Ectopic Pregnancy

by Peggy Sweeney

December 22, 1983. There are no words to describe the gut-wrenching emotions I felt. As I awoke from the anesthesia, I pleaded with the nurse to tell me that my baby was alive; that my body had not killed this child of mine. She stroked my face and as we both cried she explained that my tiny baby had died due to an ectopic pregnancy. The child was not viable and I could have died had they not performed the surgery.

I knew it was my fault. I knew I had done something wrong and God was punishing me. I tried to withdraw into a protective shell but I couldn’t. I sobbed uncontrollably. I screamed, cursed, and rejected the comfort of loving arms. I wanted to die. When I returned home from the hospital, my family and friends calmly ignored the fact that this child had existed. They stressed that because it was Christmastime it was imperative that I be happy and joyful and feel blessed in spite of this tragedy for the sake of my surviving three children. I faked it. I pretended that they were right and went about my life as if nothing was wrong. Nevertheless, deep inside my heart a tiny hole burned with a passion.
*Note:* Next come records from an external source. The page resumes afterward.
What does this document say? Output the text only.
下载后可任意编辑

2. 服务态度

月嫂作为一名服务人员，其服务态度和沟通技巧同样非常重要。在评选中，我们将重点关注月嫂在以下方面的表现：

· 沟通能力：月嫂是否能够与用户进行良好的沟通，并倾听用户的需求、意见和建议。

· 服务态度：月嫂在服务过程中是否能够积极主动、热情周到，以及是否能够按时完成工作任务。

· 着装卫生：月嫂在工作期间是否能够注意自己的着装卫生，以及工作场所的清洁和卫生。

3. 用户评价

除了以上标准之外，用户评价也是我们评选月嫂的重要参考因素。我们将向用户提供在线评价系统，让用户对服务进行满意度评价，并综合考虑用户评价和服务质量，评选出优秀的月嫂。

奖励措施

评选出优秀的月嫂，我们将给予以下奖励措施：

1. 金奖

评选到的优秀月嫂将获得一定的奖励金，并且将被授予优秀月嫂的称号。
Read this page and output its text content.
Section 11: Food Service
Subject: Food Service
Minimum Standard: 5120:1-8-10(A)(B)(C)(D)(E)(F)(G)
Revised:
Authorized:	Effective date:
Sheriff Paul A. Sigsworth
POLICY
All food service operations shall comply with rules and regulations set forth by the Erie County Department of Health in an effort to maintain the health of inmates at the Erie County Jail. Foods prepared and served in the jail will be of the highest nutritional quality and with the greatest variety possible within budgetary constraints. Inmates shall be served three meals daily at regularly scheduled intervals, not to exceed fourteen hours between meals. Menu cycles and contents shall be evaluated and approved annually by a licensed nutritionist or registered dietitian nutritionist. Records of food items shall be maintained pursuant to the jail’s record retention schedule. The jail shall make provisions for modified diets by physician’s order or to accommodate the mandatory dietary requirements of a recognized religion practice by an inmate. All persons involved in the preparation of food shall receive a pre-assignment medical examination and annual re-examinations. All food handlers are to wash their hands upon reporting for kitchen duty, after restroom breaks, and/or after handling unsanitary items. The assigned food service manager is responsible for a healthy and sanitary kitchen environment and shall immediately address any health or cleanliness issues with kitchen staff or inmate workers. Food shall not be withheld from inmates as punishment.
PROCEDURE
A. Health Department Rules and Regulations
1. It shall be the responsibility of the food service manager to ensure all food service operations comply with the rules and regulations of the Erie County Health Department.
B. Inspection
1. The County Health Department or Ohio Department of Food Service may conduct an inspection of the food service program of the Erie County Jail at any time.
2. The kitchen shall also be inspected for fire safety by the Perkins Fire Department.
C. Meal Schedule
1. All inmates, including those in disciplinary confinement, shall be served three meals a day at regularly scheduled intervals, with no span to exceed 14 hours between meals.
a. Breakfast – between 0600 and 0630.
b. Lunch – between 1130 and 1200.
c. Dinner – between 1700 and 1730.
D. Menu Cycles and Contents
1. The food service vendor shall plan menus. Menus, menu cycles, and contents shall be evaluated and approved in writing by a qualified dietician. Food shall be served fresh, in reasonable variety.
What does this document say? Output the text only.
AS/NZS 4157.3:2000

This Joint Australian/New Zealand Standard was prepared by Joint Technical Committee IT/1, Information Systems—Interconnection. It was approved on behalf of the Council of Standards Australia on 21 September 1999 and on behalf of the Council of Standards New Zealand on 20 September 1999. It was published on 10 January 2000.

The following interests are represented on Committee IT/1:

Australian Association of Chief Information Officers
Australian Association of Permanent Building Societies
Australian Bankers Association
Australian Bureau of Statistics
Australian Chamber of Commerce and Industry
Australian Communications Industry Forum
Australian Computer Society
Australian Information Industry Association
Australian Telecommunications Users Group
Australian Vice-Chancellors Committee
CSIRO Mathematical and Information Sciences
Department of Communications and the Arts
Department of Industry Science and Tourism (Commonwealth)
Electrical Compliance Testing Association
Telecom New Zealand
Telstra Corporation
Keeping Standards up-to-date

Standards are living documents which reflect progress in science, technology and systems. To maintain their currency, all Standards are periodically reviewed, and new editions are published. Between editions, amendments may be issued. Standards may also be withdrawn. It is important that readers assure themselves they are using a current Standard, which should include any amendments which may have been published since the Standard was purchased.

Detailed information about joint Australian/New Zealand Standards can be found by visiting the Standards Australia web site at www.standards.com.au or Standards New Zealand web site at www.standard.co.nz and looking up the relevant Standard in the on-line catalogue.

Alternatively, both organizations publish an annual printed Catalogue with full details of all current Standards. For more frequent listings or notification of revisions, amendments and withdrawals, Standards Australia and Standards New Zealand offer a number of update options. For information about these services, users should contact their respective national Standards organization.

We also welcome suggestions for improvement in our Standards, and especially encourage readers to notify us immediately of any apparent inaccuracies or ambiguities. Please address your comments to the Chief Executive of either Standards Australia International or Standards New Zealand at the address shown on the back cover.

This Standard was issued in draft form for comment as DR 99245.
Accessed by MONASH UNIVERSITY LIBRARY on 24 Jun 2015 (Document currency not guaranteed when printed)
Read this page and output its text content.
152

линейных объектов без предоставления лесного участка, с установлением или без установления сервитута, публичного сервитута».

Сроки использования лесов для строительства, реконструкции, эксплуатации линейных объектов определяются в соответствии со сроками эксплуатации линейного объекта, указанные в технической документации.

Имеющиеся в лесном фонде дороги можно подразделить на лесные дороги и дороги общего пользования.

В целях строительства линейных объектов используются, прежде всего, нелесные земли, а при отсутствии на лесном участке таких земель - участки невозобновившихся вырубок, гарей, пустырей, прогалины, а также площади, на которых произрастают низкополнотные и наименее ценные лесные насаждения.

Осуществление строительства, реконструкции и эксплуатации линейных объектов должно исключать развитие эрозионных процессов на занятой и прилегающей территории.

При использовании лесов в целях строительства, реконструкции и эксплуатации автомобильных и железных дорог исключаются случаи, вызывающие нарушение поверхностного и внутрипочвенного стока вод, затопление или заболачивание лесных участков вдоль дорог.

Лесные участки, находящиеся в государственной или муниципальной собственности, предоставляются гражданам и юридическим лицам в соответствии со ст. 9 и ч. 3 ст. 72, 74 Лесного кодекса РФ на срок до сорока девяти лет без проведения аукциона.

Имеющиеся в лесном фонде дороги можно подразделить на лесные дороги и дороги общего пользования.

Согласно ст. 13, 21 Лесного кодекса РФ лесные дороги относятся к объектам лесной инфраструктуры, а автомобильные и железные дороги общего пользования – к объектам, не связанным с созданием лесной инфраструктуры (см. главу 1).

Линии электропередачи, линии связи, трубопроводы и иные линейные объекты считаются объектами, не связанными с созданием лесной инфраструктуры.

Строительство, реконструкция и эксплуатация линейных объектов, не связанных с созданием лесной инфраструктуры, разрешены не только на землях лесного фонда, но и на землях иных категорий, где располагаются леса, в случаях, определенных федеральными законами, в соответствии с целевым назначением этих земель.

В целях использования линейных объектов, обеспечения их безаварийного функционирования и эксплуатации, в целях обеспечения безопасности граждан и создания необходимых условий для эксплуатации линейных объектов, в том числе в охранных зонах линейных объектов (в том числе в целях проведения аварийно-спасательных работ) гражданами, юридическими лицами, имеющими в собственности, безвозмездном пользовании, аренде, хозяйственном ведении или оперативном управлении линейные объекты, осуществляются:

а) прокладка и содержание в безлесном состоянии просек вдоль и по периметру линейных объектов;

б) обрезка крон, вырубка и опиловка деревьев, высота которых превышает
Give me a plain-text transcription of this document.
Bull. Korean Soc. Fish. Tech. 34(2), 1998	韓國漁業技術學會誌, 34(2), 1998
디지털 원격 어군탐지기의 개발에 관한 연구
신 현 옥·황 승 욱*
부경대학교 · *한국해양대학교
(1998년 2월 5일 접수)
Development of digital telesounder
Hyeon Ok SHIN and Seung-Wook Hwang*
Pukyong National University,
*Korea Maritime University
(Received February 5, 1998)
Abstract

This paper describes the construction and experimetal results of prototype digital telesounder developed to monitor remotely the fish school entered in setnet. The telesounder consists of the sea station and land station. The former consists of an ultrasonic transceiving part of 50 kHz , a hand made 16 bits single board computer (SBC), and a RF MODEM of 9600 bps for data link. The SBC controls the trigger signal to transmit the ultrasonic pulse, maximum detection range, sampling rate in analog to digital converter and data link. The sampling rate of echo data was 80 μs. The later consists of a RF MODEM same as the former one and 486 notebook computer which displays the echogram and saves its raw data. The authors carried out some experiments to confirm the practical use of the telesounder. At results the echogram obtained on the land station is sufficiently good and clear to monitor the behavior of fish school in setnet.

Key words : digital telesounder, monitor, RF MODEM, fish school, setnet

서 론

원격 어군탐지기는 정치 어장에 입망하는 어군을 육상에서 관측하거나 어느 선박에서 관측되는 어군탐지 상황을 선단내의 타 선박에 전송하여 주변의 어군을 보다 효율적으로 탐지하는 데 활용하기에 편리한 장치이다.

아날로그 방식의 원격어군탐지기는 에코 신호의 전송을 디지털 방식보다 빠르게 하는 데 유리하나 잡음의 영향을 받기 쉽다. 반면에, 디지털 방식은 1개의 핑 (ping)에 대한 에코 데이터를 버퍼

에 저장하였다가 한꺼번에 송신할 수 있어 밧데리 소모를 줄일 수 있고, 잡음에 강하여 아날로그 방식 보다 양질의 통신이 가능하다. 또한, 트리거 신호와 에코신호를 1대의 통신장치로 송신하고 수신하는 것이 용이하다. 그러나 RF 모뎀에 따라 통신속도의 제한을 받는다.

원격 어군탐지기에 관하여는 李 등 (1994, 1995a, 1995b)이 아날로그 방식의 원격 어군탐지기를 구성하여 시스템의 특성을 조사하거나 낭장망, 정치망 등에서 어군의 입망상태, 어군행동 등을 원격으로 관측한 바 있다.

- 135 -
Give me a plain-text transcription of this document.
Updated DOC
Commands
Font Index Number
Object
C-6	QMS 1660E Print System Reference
Several years later, I attended a workshop for bereaved parents whose child had died before birth or shortly after birth. As the moderator took us through the various causes of infant death, I slowly felt the pangs of those horrific days in 1983. Without warning, I began to cry. As the tears streamed down my face, I was asked to share my story. It suddenly occurred to me that I had never grieved for this child. I was encouraged to give my baby a name. I did. Noel. Since I did not know the sex of my baby, I chose a name that could be used for either a boy or a girl and one that would always remind me of their short life.